The analysts found that 69% of ground-turkey samples harbored enterococci, and 60% harbored Escherichia coli. Those bacteria are associated with fecal contamination. About 80% of the enterococci were resistant to three or more groups of closely related antibiotics (or classes), as were more than half of the E. coli. Three samples were contaminated with methicillin-resistant staphylococcus aureus (MRSA), which can cause fatal infections.

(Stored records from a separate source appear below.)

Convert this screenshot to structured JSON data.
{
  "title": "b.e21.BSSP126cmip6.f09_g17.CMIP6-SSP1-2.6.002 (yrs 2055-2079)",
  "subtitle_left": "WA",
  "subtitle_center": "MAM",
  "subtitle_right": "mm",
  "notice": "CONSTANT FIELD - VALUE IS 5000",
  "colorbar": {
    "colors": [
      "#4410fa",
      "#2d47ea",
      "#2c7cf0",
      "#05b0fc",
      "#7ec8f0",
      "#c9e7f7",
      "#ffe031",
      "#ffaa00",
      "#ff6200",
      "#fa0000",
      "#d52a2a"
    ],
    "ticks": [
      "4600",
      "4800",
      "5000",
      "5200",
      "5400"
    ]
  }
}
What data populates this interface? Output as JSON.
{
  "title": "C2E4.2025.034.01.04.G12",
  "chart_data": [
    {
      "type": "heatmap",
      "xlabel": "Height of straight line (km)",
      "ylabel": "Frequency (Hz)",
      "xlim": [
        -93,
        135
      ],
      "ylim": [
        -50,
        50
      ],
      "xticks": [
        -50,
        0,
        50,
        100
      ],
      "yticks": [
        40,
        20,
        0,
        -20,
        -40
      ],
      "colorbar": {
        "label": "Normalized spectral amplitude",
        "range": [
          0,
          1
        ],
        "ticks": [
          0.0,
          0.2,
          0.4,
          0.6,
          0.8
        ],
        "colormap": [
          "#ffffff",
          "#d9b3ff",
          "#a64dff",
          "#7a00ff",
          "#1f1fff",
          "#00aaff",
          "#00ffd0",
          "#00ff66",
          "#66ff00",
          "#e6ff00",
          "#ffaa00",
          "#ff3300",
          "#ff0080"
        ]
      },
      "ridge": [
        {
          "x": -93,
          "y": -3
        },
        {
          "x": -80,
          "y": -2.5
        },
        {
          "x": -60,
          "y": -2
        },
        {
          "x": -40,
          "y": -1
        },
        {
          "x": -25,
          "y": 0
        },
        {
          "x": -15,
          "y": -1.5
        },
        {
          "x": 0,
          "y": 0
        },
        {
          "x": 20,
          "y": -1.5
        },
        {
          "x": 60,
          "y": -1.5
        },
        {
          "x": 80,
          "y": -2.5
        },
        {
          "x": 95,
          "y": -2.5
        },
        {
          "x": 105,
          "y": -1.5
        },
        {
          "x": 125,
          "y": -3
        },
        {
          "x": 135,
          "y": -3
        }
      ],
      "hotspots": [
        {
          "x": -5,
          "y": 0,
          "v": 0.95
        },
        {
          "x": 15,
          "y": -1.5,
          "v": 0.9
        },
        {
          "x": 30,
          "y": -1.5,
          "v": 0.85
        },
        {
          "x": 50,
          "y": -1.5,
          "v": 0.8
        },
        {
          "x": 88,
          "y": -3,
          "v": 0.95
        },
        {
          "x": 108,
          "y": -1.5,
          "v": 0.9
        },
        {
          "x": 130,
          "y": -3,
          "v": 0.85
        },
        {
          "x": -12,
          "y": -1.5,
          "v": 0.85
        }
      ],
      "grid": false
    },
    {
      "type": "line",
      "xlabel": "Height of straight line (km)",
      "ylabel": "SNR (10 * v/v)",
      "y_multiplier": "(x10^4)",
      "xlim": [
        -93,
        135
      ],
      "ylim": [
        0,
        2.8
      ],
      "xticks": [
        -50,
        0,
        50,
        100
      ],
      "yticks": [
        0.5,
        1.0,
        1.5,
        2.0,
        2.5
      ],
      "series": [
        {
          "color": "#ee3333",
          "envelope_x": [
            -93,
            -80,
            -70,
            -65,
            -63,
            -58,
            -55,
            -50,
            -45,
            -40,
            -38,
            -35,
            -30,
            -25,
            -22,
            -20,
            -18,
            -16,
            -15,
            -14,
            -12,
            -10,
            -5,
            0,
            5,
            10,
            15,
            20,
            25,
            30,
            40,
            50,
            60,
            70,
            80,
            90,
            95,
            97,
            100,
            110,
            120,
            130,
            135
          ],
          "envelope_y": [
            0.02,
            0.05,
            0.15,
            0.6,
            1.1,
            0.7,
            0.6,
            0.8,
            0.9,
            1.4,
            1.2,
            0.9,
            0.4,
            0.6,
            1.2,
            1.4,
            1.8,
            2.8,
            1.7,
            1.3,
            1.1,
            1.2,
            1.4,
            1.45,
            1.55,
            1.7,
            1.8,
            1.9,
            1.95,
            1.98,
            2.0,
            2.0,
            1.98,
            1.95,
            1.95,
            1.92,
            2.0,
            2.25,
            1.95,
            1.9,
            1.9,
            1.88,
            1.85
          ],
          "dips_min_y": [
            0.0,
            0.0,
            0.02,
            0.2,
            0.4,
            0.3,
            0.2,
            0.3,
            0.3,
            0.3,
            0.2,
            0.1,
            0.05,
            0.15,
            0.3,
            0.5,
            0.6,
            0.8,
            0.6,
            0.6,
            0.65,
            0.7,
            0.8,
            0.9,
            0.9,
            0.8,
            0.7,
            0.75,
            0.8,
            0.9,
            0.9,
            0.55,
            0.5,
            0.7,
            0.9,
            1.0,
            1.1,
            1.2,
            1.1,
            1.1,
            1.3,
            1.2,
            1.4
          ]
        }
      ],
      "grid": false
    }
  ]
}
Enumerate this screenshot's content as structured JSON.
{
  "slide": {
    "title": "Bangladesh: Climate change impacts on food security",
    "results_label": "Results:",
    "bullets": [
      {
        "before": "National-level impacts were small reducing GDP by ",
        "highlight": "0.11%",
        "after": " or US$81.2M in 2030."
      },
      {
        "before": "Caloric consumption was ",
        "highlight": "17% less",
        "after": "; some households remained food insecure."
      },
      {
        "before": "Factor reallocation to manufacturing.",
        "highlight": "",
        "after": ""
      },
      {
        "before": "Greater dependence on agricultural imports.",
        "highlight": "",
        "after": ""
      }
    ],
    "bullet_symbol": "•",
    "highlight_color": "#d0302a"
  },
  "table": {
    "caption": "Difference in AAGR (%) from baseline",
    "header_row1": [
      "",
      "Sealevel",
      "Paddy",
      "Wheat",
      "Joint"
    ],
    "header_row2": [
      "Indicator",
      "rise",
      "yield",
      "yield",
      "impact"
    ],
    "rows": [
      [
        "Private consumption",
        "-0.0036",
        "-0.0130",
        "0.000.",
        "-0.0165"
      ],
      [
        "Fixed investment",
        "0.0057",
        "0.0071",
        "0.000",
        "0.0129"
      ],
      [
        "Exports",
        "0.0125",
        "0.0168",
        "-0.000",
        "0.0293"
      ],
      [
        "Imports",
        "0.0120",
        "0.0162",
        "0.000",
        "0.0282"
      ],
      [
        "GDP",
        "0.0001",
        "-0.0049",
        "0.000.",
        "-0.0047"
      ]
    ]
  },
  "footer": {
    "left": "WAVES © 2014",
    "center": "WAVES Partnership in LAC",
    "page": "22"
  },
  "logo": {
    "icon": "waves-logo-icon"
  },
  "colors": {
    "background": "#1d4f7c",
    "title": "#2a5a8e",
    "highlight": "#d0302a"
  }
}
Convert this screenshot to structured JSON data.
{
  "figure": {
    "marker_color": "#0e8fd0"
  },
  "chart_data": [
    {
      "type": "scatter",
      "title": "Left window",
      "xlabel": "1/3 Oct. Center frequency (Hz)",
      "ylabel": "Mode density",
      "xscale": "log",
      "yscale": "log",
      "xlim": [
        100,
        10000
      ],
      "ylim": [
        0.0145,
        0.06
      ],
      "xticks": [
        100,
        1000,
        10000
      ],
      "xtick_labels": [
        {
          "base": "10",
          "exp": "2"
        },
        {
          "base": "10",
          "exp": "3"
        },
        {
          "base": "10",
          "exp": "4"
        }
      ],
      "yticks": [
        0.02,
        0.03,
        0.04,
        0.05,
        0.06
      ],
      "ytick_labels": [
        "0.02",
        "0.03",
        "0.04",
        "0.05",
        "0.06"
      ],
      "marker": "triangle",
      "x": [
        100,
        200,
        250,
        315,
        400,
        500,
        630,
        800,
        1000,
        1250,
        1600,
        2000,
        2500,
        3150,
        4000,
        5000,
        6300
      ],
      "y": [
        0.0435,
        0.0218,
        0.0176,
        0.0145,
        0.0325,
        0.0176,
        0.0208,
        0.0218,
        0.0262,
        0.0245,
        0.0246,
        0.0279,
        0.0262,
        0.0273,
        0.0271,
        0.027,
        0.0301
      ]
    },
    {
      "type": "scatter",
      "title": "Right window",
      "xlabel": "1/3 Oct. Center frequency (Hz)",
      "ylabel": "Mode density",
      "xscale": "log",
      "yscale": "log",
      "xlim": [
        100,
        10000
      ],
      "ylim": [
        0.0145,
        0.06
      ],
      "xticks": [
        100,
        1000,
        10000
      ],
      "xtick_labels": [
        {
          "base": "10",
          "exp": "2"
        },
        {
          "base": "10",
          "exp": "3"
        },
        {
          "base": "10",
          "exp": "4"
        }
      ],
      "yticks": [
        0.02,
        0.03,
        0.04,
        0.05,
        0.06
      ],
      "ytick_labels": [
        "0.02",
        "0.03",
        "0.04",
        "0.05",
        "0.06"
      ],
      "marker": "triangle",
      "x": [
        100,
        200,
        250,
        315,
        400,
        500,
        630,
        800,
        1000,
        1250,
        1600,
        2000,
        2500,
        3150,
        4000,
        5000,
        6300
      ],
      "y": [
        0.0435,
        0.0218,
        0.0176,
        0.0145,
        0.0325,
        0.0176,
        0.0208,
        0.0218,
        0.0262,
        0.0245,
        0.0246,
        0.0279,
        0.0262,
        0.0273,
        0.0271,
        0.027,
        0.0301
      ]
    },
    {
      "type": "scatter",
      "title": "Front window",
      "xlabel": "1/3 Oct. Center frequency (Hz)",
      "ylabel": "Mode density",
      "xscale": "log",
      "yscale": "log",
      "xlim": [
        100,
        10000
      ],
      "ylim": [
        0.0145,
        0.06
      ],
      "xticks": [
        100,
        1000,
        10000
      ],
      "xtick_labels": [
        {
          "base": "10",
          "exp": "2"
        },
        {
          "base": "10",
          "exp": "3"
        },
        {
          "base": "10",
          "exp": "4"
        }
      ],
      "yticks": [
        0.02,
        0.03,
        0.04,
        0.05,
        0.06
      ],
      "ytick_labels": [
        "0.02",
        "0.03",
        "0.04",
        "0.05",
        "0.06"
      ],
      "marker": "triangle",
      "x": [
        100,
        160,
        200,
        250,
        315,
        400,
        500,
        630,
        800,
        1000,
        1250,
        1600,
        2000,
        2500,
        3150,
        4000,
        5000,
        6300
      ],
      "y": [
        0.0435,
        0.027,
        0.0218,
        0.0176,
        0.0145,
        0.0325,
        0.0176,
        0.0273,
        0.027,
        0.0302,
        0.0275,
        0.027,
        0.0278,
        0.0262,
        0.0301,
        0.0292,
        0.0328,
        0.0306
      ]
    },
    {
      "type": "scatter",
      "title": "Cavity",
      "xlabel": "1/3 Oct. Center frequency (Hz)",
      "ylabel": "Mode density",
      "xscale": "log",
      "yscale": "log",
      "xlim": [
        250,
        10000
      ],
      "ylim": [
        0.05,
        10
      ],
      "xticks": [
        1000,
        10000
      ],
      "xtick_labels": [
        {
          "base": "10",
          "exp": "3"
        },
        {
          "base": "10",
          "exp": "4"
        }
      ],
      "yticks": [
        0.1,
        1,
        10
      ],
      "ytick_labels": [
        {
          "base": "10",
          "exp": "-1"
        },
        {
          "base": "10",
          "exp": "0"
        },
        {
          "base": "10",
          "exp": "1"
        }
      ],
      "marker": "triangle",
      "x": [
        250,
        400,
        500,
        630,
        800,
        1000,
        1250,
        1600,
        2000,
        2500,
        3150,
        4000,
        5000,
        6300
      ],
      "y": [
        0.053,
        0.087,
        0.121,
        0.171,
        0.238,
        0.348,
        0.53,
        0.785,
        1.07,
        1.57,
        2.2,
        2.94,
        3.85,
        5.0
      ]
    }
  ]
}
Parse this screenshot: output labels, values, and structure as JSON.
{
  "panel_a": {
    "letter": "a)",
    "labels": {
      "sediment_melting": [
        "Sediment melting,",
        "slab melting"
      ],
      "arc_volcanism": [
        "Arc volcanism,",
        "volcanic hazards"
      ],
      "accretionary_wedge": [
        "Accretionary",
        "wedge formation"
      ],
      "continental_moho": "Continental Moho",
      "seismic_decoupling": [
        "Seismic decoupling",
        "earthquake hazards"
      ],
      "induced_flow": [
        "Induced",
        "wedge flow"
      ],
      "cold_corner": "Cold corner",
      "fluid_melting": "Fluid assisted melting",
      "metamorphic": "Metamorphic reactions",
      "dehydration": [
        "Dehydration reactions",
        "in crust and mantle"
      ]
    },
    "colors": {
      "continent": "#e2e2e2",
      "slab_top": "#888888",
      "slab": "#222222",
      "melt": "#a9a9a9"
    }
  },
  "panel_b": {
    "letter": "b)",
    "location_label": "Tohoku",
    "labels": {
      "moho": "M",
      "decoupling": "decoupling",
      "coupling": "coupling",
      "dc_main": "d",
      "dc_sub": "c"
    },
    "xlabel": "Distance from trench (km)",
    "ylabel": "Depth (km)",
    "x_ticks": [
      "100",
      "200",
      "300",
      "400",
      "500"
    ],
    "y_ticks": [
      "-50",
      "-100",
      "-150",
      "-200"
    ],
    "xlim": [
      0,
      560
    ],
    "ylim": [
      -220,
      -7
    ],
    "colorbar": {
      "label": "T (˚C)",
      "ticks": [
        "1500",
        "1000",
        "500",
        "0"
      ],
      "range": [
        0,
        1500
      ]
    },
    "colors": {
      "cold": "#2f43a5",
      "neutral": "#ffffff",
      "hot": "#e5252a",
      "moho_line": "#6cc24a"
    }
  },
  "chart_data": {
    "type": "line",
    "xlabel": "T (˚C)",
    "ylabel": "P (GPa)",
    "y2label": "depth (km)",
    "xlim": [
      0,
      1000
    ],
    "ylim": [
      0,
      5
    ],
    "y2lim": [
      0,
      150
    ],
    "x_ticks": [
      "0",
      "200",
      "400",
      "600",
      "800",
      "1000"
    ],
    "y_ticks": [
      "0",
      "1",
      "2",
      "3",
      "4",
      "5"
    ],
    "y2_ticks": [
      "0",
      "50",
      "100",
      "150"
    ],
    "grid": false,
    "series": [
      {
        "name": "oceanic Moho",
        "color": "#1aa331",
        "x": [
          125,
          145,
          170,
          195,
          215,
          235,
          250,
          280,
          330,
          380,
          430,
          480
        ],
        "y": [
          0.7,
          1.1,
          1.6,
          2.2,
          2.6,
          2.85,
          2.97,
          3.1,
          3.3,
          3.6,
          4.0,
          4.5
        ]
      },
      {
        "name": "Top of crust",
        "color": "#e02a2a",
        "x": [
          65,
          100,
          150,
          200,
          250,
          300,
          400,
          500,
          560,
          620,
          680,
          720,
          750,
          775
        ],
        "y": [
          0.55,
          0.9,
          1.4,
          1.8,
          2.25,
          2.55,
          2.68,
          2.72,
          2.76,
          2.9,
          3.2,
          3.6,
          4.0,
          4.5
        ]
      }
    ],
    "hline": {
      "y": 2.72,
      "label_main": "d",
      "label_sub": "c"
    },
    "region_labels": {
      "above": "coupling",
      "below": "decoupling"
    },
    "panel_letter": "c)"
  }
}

Surprisingly, ground turkey labeled “no antibiotics,” “organic,” or “raised without antibiotics” was as likely to harbor bacteria as products without those claims. (Even meat from organic birds can be contaminated by bacteria during slaughter or processing.) However, the good news is that bacteria on those products were much less likely to be antibiotic-resistant superbugs.
Other health issues have recently occurred with ground turkey. In mid-2011, the nation’s third largest meat recall occurred; 36 million pounds of ground turkey were recalled after food regulators discovered a particularly nasty, and potentially fatal, strain of salmonella at the plant where it originated.
Take home message:
Turkey is basically a healthy food product. Thorough cooking can kill the bacteria. However, to decrease the risk of purchasing contaminated ground turkey, purchase organic turkey products certified to be raised without pesticides.